I've left academia since then and become a journalist covering everything from deadly birds in Australia to the future of the Antarctic Treaty. But when I think back to that question about wildlife, I fall into a bit of a muddle. The magazines, newspapers, and Web sites that pay my salary have little to say about habitat loss these days. Now, being green is all about greenhouse gases: Neighborhood moms are more apt to fret over food miles than felled forests; organic cattle farmers are more interested in offsetting the methane coming from cow burps than pondering squished tadpoles in hoof prints. Even scientists have grown bored with question of habitat loss, tweaking their grant proposals to emphasize the climate angle no matter how tenuous the connection. Saving the Amazon is so 1980s.
Climate change has the potential to displace the most impoverished human populations and bring about food shortages, flooding, and drought. But from the perspective of saving species, it's a MacGuffin: a plot device that may impel the tired conservation narrative forward but is hardly a pragmatic strategy for preserving biodiversity. Today, environmentalists tend to describe forests as little more than "carbon sinks," sucking carbon dioxide from the atmosphere. If you really want to conserve plants and animals, though, that may be their least significant attribute.

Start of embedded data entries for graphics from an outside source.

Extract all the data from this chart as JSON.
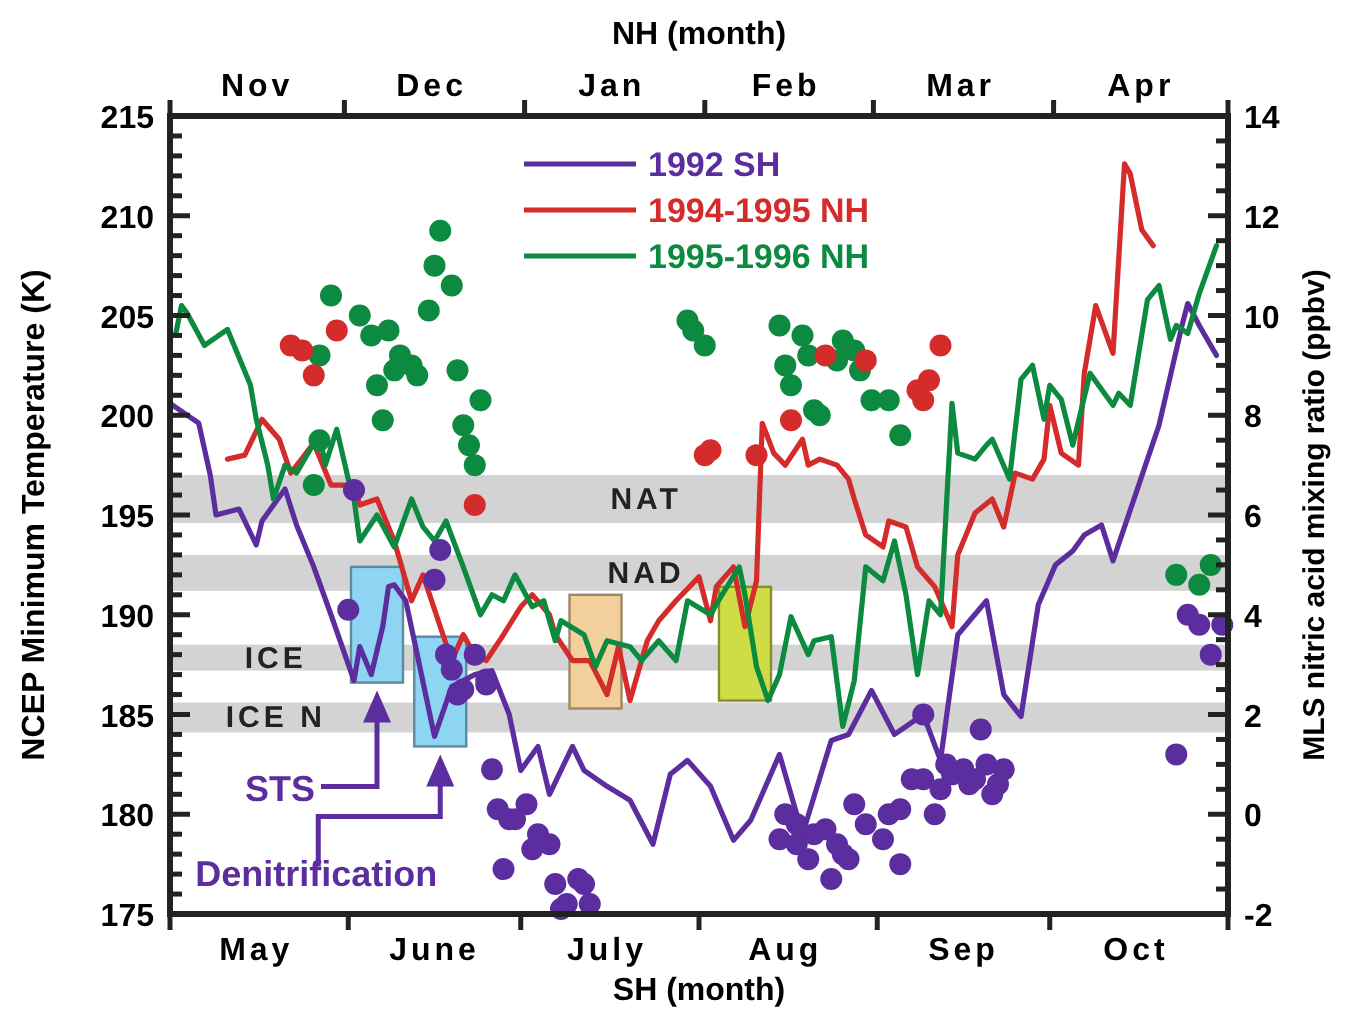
{
  "chart_data": {
    "type": "line",
    "xlabel": "SH  (month)",
    "x2label": "NH  (month)",
    "ylabel": "NCEP Minimum Temperature  (K)",
    "y2label": "MLS nitric acid mixing ratio (ppbv)",
    "legend": "top",
    "xlim": [
      "--05-01",
      "--11-01"
    ],
    "x2lim": [
      "1995-11-01",
      "1996-05-01"
    ],
    "xticks": [
      {
        "value": "--05-01",
        "label": null
      },
      {
        "value": "--05-16",
        "label": "May"
      },
      {
        "value": "--06-01",
        "label": null
      },
      {
        "value": "--06-16",
        "label": "June"
      },
      {
        "value": "--07-01",
        "label": null
      },
      {
        "value": "--07-16",
        "label": "July"
      },
      {
        "value": "--08-01",
        "label": null
      },
      {
        "value": "--08-16",
        "label": "Aug"
      },
      {
        "value": "--09-01",
        "label": null
      },
      {
        "value": "--09-16",
        "label": "Sep"
      },
      {
        "value": "--10-01",
        "label": null
      },
      {
        "value": "--10-16",
        "label": "Oct"
      },
      {
        "value": "--11-01",
        "label": null
      }
    ],
    "x2ticks": [
      {
        "value": "1995-11-01",
        "label": null
      },
      {
        "value": "1995-11-16",
        "label": "Nov"
      },
      {
        "value": "1995-12-01",
        "label": null
      },
      {
        "value": "1995-12-16",
        "label": "Dec"
      },
      {
        "value": "1996-01-01",
        "label": null
      },
      {
        "value": "1996-01-16",
        "label": "Jan"
      },
      {
        "value": "1996-02-01",
        "label": null
      },
      {
        "value": "1996-02-15",
        "label": "Feb"
      },
      {
        "value": "1996-03-01",
        "label": null
      },
      {
        "value": "1996-03-16",
        "label": "Mar"
      },
      {
        "value": "1996-04-01",
        "label": null
      },
      {
        "value": "1996-04-16",
        "label": "Apr"
      },
      {
        "value": "1996-05-01",
        "label": null
      }
    ],
    "ylim": [
      175,
      215
    ],
    "yticks": [
      175,
      {
        "value": 176,
        "label": null
      },
      {
        "value": 177,
        "label": null
      },
      {
        "value": 178,
        "label": null
      },
      {
        "value": 179,
        "label": null
      },
      180,
      {
        "value": 181,
        "label": null
      },
      {
        "value": 182,
        "label": null
      },
      {
        "value": 183,
        "label": null
      },
      {
        "value": 184,
        "label": null
      },
      185,
      {
        "value": 186,
        "label": null
      },
      {
        "value": 187,
        "label": null
      },
      {
        "value": 188,
        "label": null
      },
      {
        "value": 189,
        "label": null
      },
      190,
      {
        "value": 191,
        "label": null
      },
      {
        "value": 192,
        "label": null
      },
      {
        "value": 193,
        "label": null
      },
      {
        "value": 194,
        "label": null
      },
      195,
      {
        "value": 196,
        "label": null
      },
      {
        "value": 197,
        "label": null
      },
      {
        "value": 198,
        "label": null
      },
      {
        "value": 199,
        "label": null
      },
      200,
      {
        "value": 201,
        "label": null
      },
      {
        "value": 202,
        "label": null
      },
      {
        "value": 203,
        "label": null
      },
      {
        "value": 204,
        "label": null
      },
      205,
      {
        "value": 206,
        "label": null
      },
      {
        "value": 207,
        "label": null
      },
      {
        "value": 208,
        "label": null
      },
      {
        "value": 209,
        "label": null
      },
      210,
      {
        "value": 211,
        "label": null
      },
      {
        "value": 212,
        "label": null
      },
      {
        "value": 213,
        "label": null
      },
      {
        "value": 214,
        "label": null
      },
      215
    ],
    "y2lim": [
      -2,
      14
    ],
    "y2ticks": [
      -2,
      {
        "value": -1.5,
        "label": null
      },
      {
        "value": -1,
        "label": null
      },
      {
        "value": -0.5,
        "label": null
      },
      0,
      {
        "value": 0.5,
        "label": null
      },
      {
        "value": 1,
        "label": null
      },
      {
        "value": 1.5,
        "label": null
      },
      2,
      {
        "value": 2.5,
        "label": null
      },
      {
        "value": 3,
        "label": null
      },
      {
        "value": 3.5,
        "label": null
      },
      4,
      {
        "value": 4.5,
        "label": null
      },
      {
        "value": 5,
        "label": null
      },
      {
        "value": 5.5,
        "label": null
      },
      6,
      {
        "value": 6.5,
        "label": null
      },
      {
        "value": 7,
        "label": null
      },
      {
        "value": 7.5,
        "label": null
      },
      8,
      {
        "value": 8.5,
        "label": null
      },
      {
        "value": 9,
        "label": null
      },
      {
        "value": 9.5,
        "label": null
      },
      10,
      {
        "value": 10.5,
        "label": null
      },
      {
        "value": 11,
        "label": null
      },
      {
        "value": 11.5,
        "label": null
      },
      12,
      {
        "value": 12.5,
        "label": null
      },
      {
        "value": 13,
        "label": null
      },
      {
        "value": 13.5,
        "label": null
      },
      14
    ],
    "bands": [
      {
        "axis": "y",
        "from": 194.6,
        "to": 197.0,
        "label": "NAT",
        "color": "#d3d3d3"
      },
      {
        "axis": "y",
        "from": 191.2,
        "to": 193.0,
        "label": "NAD",
        "color": "#d3d3d3"
      },
      {
        "axis": "y",
        "from": 187.2,
        "to": 188.5,
        "label": "ICE",
        "color": "#d3d3d3"
      },
      {
        "axis": "y",
        "from": 184.1,
        "to": 185.6,
        "label": "ICE N",
        "color": "#d3d3d3"
      }
    ],
    "annotations": [
      {
        "text": "STS",
        "x": "--06-06",
        "y": 186.6
      },
      "Denitrification"
    ],
    "series": [
      {
        "type": "bar",
        "x": [
          "--06-06",
          "--06-17",
          "--07-14",
          "--08-09"
        ],
        "base": [
          186.6,
          183.4,
          185.3,
          185.7
        ],
        "values": [
          5.8,
          5.5,
          5.7,
          5.7
        ],
        "colors": [
          "#8dd5f2",
          "#8dd5f2",
          "#f3cf9c",
          "#cfdc45"
        ]
      },
      {
        "name": "1992 SH",
        "color": "#5b2d9e",
        "marker": "none",
        "x": [
          "--05-01",
          "--05-06",
          "--05-08",
          "--05-09",
          "--05-13",
          "--05-16",
          "--05-17",
          "--05-21",
          "--05-23",
          "--05-26",
          "--05-29",
          "--06-02",
          "--06-03",
          "--06-05",
          "--06-07",
          "--06-08",
          "--06-09",
          "--06-11",
          "--06-13",
          "--06-16",
          "--06-19",
          "--06-23",
          "--06-26",
          "--06-29",
          "--07-01",
          "--07-04",
          "--07-06",
          "--07-10",
          "--07-12",
          "--07-16",
          "--07-20",
          "--07-24",
          "--07-27",
          "--07-30",
          "--08-03",
          "--08-07",
          "--08-10",
          "--08-15",
          "--08-19",
          "--08-24",
          "--08-27",
          "--08-31",
          "--09-04",
          "--09-09",
          "--09-12",
          "--09-15",
          "--09-20",
          "--09-23",
          "--09-26",
          "--09-29",
          "--10-02",
          "--10-05",
          "--10-07",
          "--10-10",
          "--10-12",
          "--10-16",
          "--10-18",
          "--10-20",
          "--10-24",
          "--10-25",
          "--10-27",
          "--10-30"
        ],
        "values": [
          200.6,
          199.6,
          197.0,
          195.0,
          195.3,
          193.5,
          194.7,
          196.3,
          194.5,
          192.4,
          190.0,
          186.7,
          188.4,
          187.0,
          189.4,
          191.4,
          191.5,
          190.7,
          188.0,
          183.9,
          186.4,
          187.0,
          187.2,
          185.0,
          182.2,
          183.4,
          181.0,
          183.4,
          182.2,
          181.4,
          180.7,
          178.5,
          182.0,
          182.7,
          181.4,
          178.7,
          179.7,
          183.0,
          179.0,
          183.7,
          184.0,
          186.2,
          184.0,
          185.0,
          182.7,
          189.0,
          190.7,
          186.0,
          184.9,
          190.5,
          192.5,
          193.2,
          194.0,
          194.5,
          192.7,
          196.1,
          197.8,
          199.5,
          204.5,
          205.6,
          204.5,
          203.0
        ]
      },
      {
        "name": "1994-1995 NH",
        "color": "#d42b2b",
        "marker": "none",
        "x": [
          "--05-11",
          "--05-14",
          "--05-17",
          "--05-20",
          "--05-22",
          "--05-26",
          "--05-29",
          "--06-02",
          "--06-03",
          "--06-06",
          "--06-08",
          "--06-09",
          "--06-12",
          "--06-14",
          "--06-17",
          "--06-19",
          "--06-21",
          "--06-23",
          "--06-25",
          "--06-28",
          "--07-01",
          "--07-03",
          "--07-06",
          "--07-07",
          "--07-10",
          "--07-13",
          "--07-16",
          "--07-18",
          "--07-20",
          "--07-23",
          "--07-25",
          "--07-28",
          "--08-01",
          "--08-03",
          "--08-04",
          "--08-07",
          "--08-09",
          "--08-11",
          "--08-12",
          "--08-14",
          "--08-16",
          "--08-19",
          "--08-20",
          "--08-22",
          "--08-25",
          "--08-27",
          "--08-28",
          "--08-30",
          "--09-02",
          "--09-03",
          "--09-06",
          "--09-08",
          "--09-11",
          "--09-14",
          "--09-15",
          "--09-18",
          "--09-21",
          "--09-23",
          "--09-25",
          "--09-28",
          "--09-30",
          "--10-01",
          "--10-03",
          "--10-06",
          "--10-07",
          "--10-09",
          "--10-12",
          "--10-14",
          "--10-15",
          "--10-17",
          "--10-19"
        ],
        "values": [
          197.8,
          198.0,
          199.8,
          198.8,
          197.1,
          198.6,
          196.5,
          196.5,
          195.5,
          195.8,
          194.4,
          193.7,
          190.7,
          192.0,
          189.4,
          187.7,
          189.0,
          188.0,
          187.7,
          189.0,
          190.4,
          191.0,
          190.0,
          189.0,
          187.7,
          187.7,
          186.0,
          188.4,
          185.7,
          188.7,
          189.7,
          190.7,
          191.9,
          189.7,
          191.4,
          192.4,
          189.4,
          191.7,
          199.6,
          198.1,
          197.5,
          198.8,
          197.5,
          197.8,
          197.5,
          196.8,
          195.8,
          194.0,
          193.4,
          194.7,
          194.4,
          192.4,
          191.4,
          189.4,
          193.0,
          195.1,
          195.8,
          194.4,
          197.1,
          196.8,
          197.8,
          200.5,
          198.1,
          197.5,
          202.1,
          205.5,
          203.1,
          212.6,
          212.1,
          209.3,
          208.5
        ]
      },
      {
        "name": "1995-1996 NH",
        "color": "#0b8a40",
        "marker": "none",
        "x": [
          "--05-02",
          "--05-03",
          "--05-04",
          "--05-07",
          "--05-11",
          "--05-15",
          "--05-16",
          "--05-18",
          "--05-19",
          "--05-21",
          "--05-23",
          "--05-27",
          "--05-28",
          "--05-30",
          "--06-01",
          "--06-02",
          "--06-03",
          "--06-06",
          "--06-09",
          "--06-12",
          "--06-14",
          "--06-16",
          "--06-18",
          "--06-21",
          "--06-24",
          "--06-26",
          "--06-28",
          "--06-30",
          "--07-03",
          "--07-05",
          "--07-07",
          "--07-08",
          "--07-12",
          "--07-14",
          "--07-16",
          "--07-20",
          "--07-22",
          "--07-25",
          "--07-28",
          "--07-30",
          "--08-03",
          "--08-05",
          "--08-08",
          "--08-09",
          "--08-11",
          "--08-13",
          "--08-15",
          "--08-17",
          "--08-20",
          "--08-21",
          "--08-24",
          "--08-26",
          "--08-28",
          "--08-30",
          "--09-02",
          "--09-04",
          "--09-06",
          "--09-08",
          "--09-10",
          "--09-12",
          "--09-14",
          "--09-15",
          "--09-18",
          "--09-20",
          "--09-21",
          "--09-24",
          "--09-26",
          "--09-28",
          "--09-30",
          "--10-01",
          "--10-03",
          "--10-05",
          "--10-08",
          "--10-12",
          "--10-13",
          "--10-15",
          "--10-18",
          "--10-20",
          "--10-22",
          "--10-23",
          "--10-25",
          "--10-27",
          "--10-30"
        ],
        "values": [
          204.1,
          205.5,
          205.1,
          203.5,
          204.3,
          201.5,
          199.8,
          197.5,
          195.8,
          197.5,
          197.1,
          199.1,
          197.5,
          199.3,
          196.8,
          195.8,
          193.7,
          195.0,
          193.4,
          195.8,
          194.4,
          193.7,
          194.7,
          192.4,
          190.0,
          191.0,
          190.7,
          192.0,
          190.4,
          190.7,
          188.7,
          189.7,
          189.0,
          187.4,
          188.7,
          188.4,
          187.7,
          188.7,
          187.7,
          190.7,
          190.0,
          191.0,
          192.4,
          191.0,
          187.4,
          185.7,
          187.0,
          189.9,
          188.0,
          188.7,
          188.9,
          184.4,
          186.7,
          192.4,
          191.7,
          193.7,
          191.0,
          187.0,
          190.7,
          190.0,
          200.6,
          198.1,
          197.8,
          198.5,
          198.8,
          196.8,
          201.8,
          202.5,
          199.8,
          201.5,
          200.8,
          198.5,
          202.1,
          200.5,
          201.1,
          200.5,
          205.8,
          206.5,
          203.8,
          204.5,
          204.1,
          206.1,
          208.5
        ]
      },
      {
        "type": "scatter",
        "axis": "y2",
        "color": "#0b8a40",
        "marker": "circle",
        "x": [
          "--05-29",
          "--06-03",
          "--06-05",
          "--06-08",
          "--05-27",
          "--06-10",
          "--06-09",
          "--06-12",
          "--06-13",
          "--06-06",
          "--06-07",
          "--05-27",
          "--05-26",
          "--06-17",
          "--06-16",
          "--06-19",
          "--06-15",
          "--06-20",
          "--06-24",
          "--06-21",
          "--06-22",
          "--06-23",
          "--07-30",
          "--07-31",
          "--08-02",
          "--08-15",
          "--08-19",
          "--08-20",
          "--08-16",
          "--08-17",
          "--08-26",
          "--08-28",
          "--08-25",
          "--08-29",
          "--08-21",
          "--08-22",
          "--08-31",
          "--09-03",
          "--09-05",
          "--10-23",
          "--10-29",
          "--10-27"
        ],
        "values": [
          10.4,
          10.0,
          9.6,
          9.7,
          9.2,
          9.2,
          8.9,
          9.0,
          8.8,
          8.6,
          7.9,
          7.5,
          6.6,
          11.7,
          11.0,
          10.6,
          10.1,
          8.9,
          8.3,
          7.8,
          7.4,
          7.0,
          9.9,
          9.7,
          9.4,
          9.8,
          9.6,
          9.2,
          9.0,
          8.6,
          9.5,
          9.3,
          9.1,
          8.9,
          8.1,
          8.0,
          8.3,
          8.3,
          7.6,
          4.8,
          5.0,
          4.6
        ]
      },
      {
        "type": "scatter",
        "axis": "y2",
        "color": "#d42b2b",
        "marker": "circle",
        "x": [
          "--05-22",
          "--05-24",
          "--05-26",
          "--05-30",
          "--08-02",
          "--08-03",
          "--08-11",
          "--08-17",
          "--08-23",
          "--08-30",
          "--09-12",
          "--09-10",
          "--09-08",
          "--09-09",
          "--06-23"
        ],
        "values": [
          9.4,
          9.3,
          8.8,
          9.7,
          7.2,
          7.3,
          7.2,
          7.9,
          9.2,
          9.1,
          9.4,
          8.7,
          8.5,
          8.3,
          6.2
        ]
      },
      {
        "type": "scatter",
        "axis": "y2",
        "color": "#5b2d9e",
        "marker": "circle",
        "x": [
          "--06-02",
          "--06-01",
          "--06-17",
          "--06-16",
          "--06-18",
          "--06-23",
          "--06-19",
          "--06-21",
          "--06-25",
          "--06-25",
          "--06-20",
          "--06-26",
          "--06-27",
          "--06-29",
          "--07-02",
          "--06-30",
          "--07-04",
          "--07-06",
          "--07-03",
          "--06-28",
          "--07-07",
          "--07-11",
          "--07-12",
          "--07-09",
          "--07-08",
          "--07-13",
          "--08-15",
          "--08-16",
          "--08-18",
          "--08-18",
          "--08-20",
          "--08-21",
          "--08-23",
          "--08-25",
          "--08-26",
          "--08-24",
          "--08-27",
          "--08-28",
          "--08-30",
          "--09-02",
          "--09-03",
          "--09-05",
          "--09-05",
          "--09-07",
          "--09-09",
          "--09-09",
          "--09-11",
          "--09-12",
          "--09-13",
          "--09-14",
          "--09-16",
          "--09-17",
          "--09-18",
          "--09-19",
          "--09-20",
          "--09-21",
          "--09-22",
          "--09-23",
          "--10-23",
          "--10-25",
          "--10-27",
          "--10-31",
          "--10-29"
        ],
        "values": [
          6.5,
          4.1,
          5.3,
          4.7,
          3.2,
          3.2,
          2.9,
          2.5,
          2.7,
          2.6,
          2.4,
          0.9,
          0.1,
          -0.1,
          0.2,
          -0.1,
          -0.4,
          -0.6,
          -0.7,
          -1.1,
          -1.4,
          -1.3,
          -1.4,
          -1.8,
          -1.9,
          -1.8,
          -0.5,
          0.0,
          -0.2,
          -0.6,
          -0.9,
          -0.4,
          -0.3,
          -0.6,
          -0.8,
          -1.3,
          -0.9,
          0.2,
          -0.2,
          -0.5,
          0.0,
          0.1,
          -1.0,
          0.7,
          0.7,
          2.0,
          0.0,
          0.5,
          1.0,
          0.8,
          0.9,
          0.6,
          0.7,
          1.7,
          1.0,
          0.4,
          0.6,
          0.9,
          1.2,
          4.0,
          3.8,
          3.8,
          3.2
        ]
      }
    ]
  }
}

To be sure, scientists have demonstrated a connection between species extinction and climate change—but it's hardly as significant as you might think. The most influential study of the subject, which appeared in the prestigious journal Nature in 2004, relies upon a sketchy extrapolation. The researchers claimed that changing weather patterns would commit up to 37 percent of the world's species to extinction by 2050—far more than would go extinct if we continued at the current rate of habitat destruction. But the authors completely ignored the tropics, where most of the world's species live, focusing instead on the temperate and polar ecosystems that will experience the most significant changes in annual temperatures.